Saturday, November 20, 2004

Why Count the Vote 2004

The various recount and other efforts underway, the efforts that might be mounted, and the calls for investigations into voting irregularities, don't need much justification. If fraud and suppression happened, and we have no doubt the GOPers engaged in both, these crimes against democracy must be exposed. That doesn't guarantee it won't happen again, but unless these efforts and techniques are exposed, they most certainly will be used again, starting with the next election.

But what about this 2004 election? Some argue that the votes that might be recovered won't be enough to change the outcome. But the above argument then pertains: do it for next time, show that people are serious about this.

Others argue that even if there are just enough votes to give Kerry a narrow electoral vote victory, Bush's popular vote majority would cripple a Kerry presidency so badly that it wouldn't be worth it to win.

But Bush's own 2000 selection as President belies that argument, even if you eliminate from consideration the 9-11 moment that transformed his presidency.

Suppose by some improbable series of events, enough votes appeared in Ohio to give Kerry a narrow electoral college victory before the election of Bush becomes official. Suppose nothing else changes, and President Kerry was inaugurated with both houses of Congress firmly GOPer, and Bush retaining a smaller popular vote plurality.

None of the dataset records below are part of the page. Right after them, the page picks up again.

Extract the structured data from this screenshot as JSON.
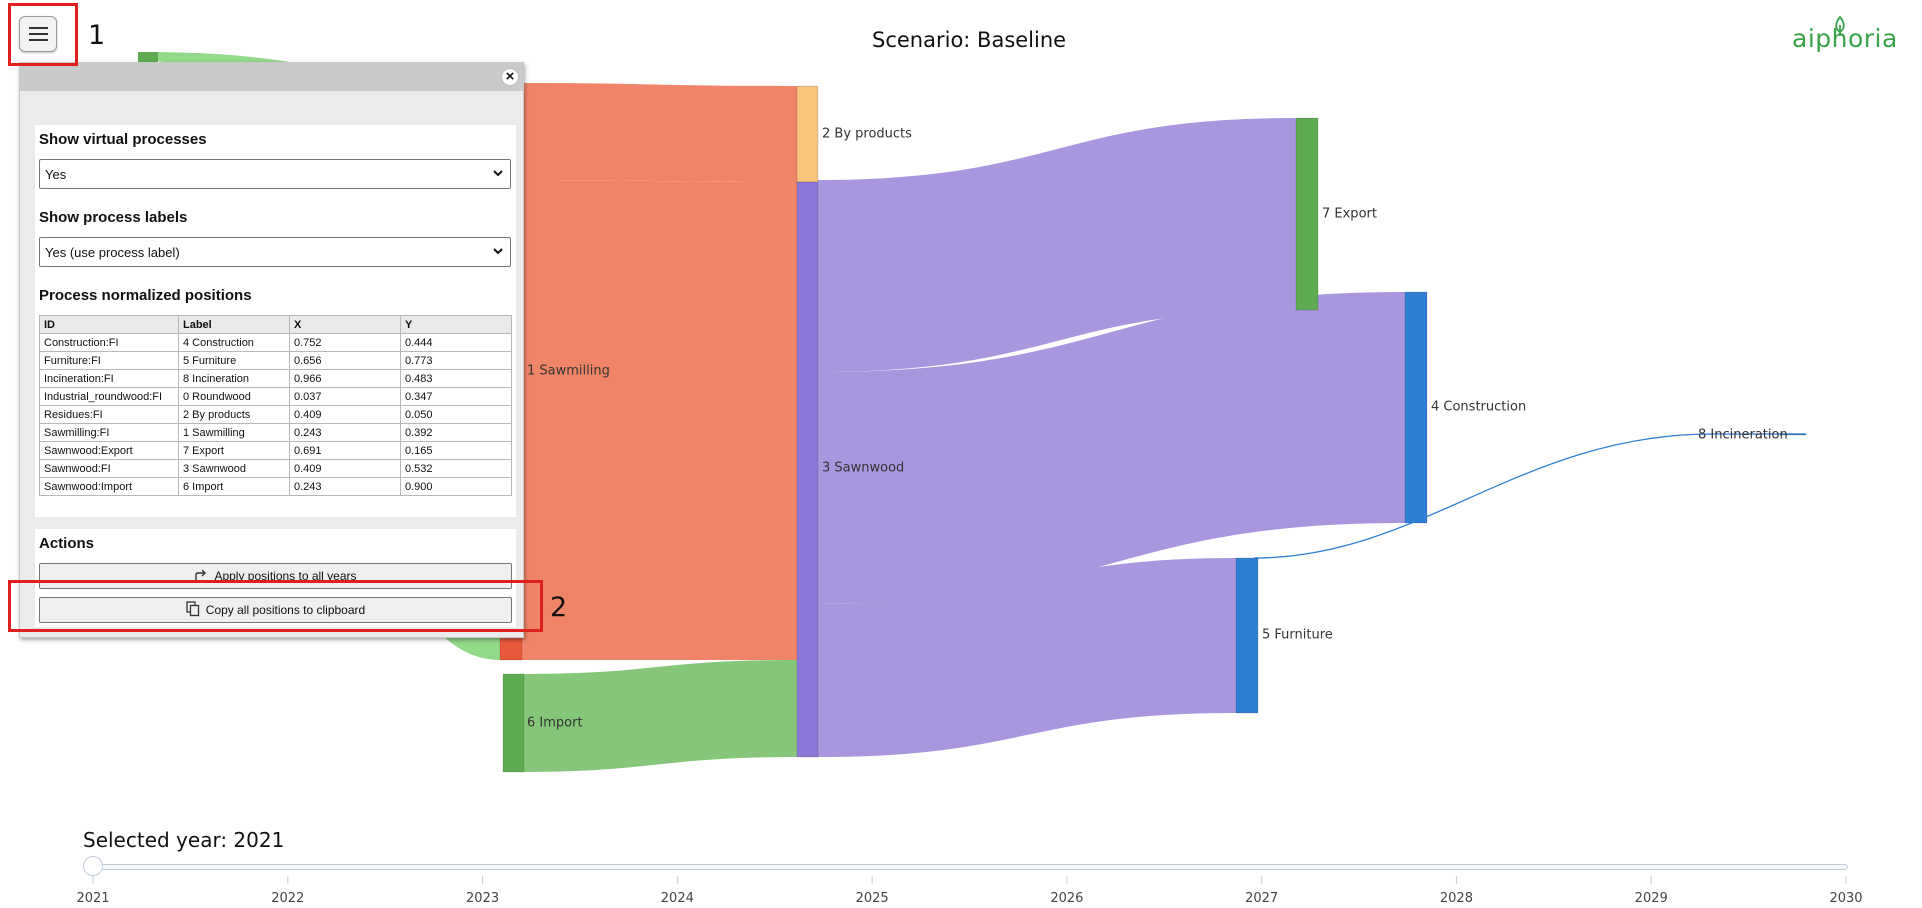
{
  "header": {
    "title": "Scenario: Baseline",
    "logo_text": "aiphoria"
  },
  "highlights": {
    "one": "1",
    "two": "2"
  },
  "panel": {
    "virtual": {
      "title": "Show virtual processes",
      "selected": "Yes"
    },
    "labels": {
      "title": "Show process labels",
      "selected": "Yes (use process label)"
    },
    "positions": {
      "title": "Process normalized positions",
      "columns": [
        "ID",
        "Label",
        "X",
        "Y"
      ],
      "rows": [
        [
          "Construction:FI",
          "4 Construction",
          "0.752",
          "0.444"
        ],
        [
          "Furniture:FI",
          "5 Furniture",
          "0.656",
          "0.773"
        ],
        [
          "Incineration:FI",
          "8 Incineration",
          "0.966",
          "0.483"
        ],
        [
          "Industrial_roundwood:FI",
          "0 Roundwood",
          "0.037",
          "0.347"
        ],
        [
          "Residues:FI",
          "2 By products",
          "0.409",
          "0.050"
        ],
        [
          "Sawmilling:FI",
          "1 Sawmilling",
          "0.243",
          "0.392"
        ],
        [
          "Sawnwood:Export",
          "7 Export",
          "0.691",
          "0.165"
        ],
        [
          "Sawnwood:FI",
          "3 Sawnwood",
          "0.409",
          "0.532"
        ],
        [
          "Sawnwood:Import",
          "6 Import",
          "0.243",
          "0.900"
        ]
      ]
    },
    "actions": {
      "title": "Actions",
      "apply_label": "Apply positions to all years",
      "copy_label": "Copy all positions to clipboard"
    }
  },
  "sankey": {
    "nodes": [
      {
        "label": "1 Sawmilling",
        "color": "#e8583b"
      },
      {
        "label": "2 By products",
        "color": "#f8c37c"
      },
      {
        "label": "3 Sawnwood",
        "color": "#8b77d6"
      },
      {
        "label": "7 Export",
        "color": "#5fab52"
      },
      {
        "label": "4 Construction",
        "color": "#2f7fd5"
      },
      {
        "label": "5 Furniture",
        "color": "#2f7fd5"
      },
      {
        "label": "6 Import",
        "color": "#5fab52"
      },
      {
        "label": "8 Incineration",
        "color": "#2f7fd5"
      }
    ],
    "link_colors": {
      "from_sawmilling": "#f08468",
      "from_sawnwood": "#a897de",
      "from_import": "#86c67a",
      "from_roundwood": "#93d98a",
      "to_incineration": "#2f7fd5"
    }
  },
  "timeline": {
    "selected_label": "Selected year: 2021",
    "selected_value": 2021,
    "years": [
      "2021",
      "2022",
      "2023",
      "2024",
      "2025",
      "2026",
      "2027",
      "2028",
      "2029",
      "2030"
    ]
  }
}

Of course there would be contention, and Kerry would face a hostile Congress and a divided electorate. But he would have one overwhelming advantage. He would be President of the United States. Congress would have to react to him. It would be up to Kerry to realistically push for the most important legislation, and to introduce and fight for legislation that at least would provoke a public political debate, even if it had little chance of being passed by this Congress. Another House and a third of the Senate is elected in two years.

Kerry would find the sources of his power in how he handled the presidency. Our European allies would embrace him and lend their support in the world, so he could reach out to countries in the Middle East. He would use his personal diplomatic knowledge and skills, with the power of the presidency supporting him, to change the calculus for Iraq and our other pressing international problems. With his support of science and technology and understanding of their economic role, he would change the international economic relationship of the U.S.

Kerry would appoint a new cabinet, which in itself would change government and its relationship to corporate special interests. Once Bobby Kennedy Jr. at EPA starts making headlines, the media and the political opposition will have to deal with those issues openly, with their feet kept firmly in the fire by the bloggers and hopefully by environmental organizations that have learned they can’t go to sleep when a Democrat is in office.

And even a politically handicapped President Kerry would be the one appointing Supreme Court justices. The fights would be ugly, and the best candidates might not get in, but neither would the kind of justices and judges we're apt to get from Bush in the next four years.

So we don't buy that the presidency isn't worth winning in this unusual way. It worked for Bush. The Rabid Right would probably be more ferocious and certainly more underhanded in its frenzy to cripple the Kerry presidency, than the opposition to Bush was, but it would still be worth it. It was always a reason that Kerry was the right candidate. He's taken fire before. He can handle it.

Then Kerry would have what we believe gave Bush his principal advantage: four years to make his case, and the power of incumbency in a time of danger. Kerry had a few months, maybe a few weeks of the national attention, which is not very thorough in the short run. And even so, Kerry was gaining in the last months, the last weeks, days and hours. That's one reason repeating the same message over and over works. Apart from giving the groupfeel faithful their talking points, it's a substitute for thought and careful attention for overburdened people trying to limit the time they devote to politics to scanning headlines. Once the electorate got to know President Kerry, and saw what he is about, they could render a better informed verdict in 2008.

We played by the rules in 2000, even if the GOPers cheated in Florida and manipulated the rules with unfair and borderline legal maneuvers in the courts, including the Supreme Court decision making Bush president rendered by Republican partisans with conflicts of interest up the wazoo.

Well, if enough votes exist in Ohio and/or elsewhere exist to make Kerry President, we say do it--- end the immoral war in Iraq as gracefully as possible, prevent the immoral war against Iran now being planned, get America respected in the world again, get a meaningful debate started on a new alternative energy industrial revolution, on global heating, on health care. Things that aren't going to happen with GW in the White House.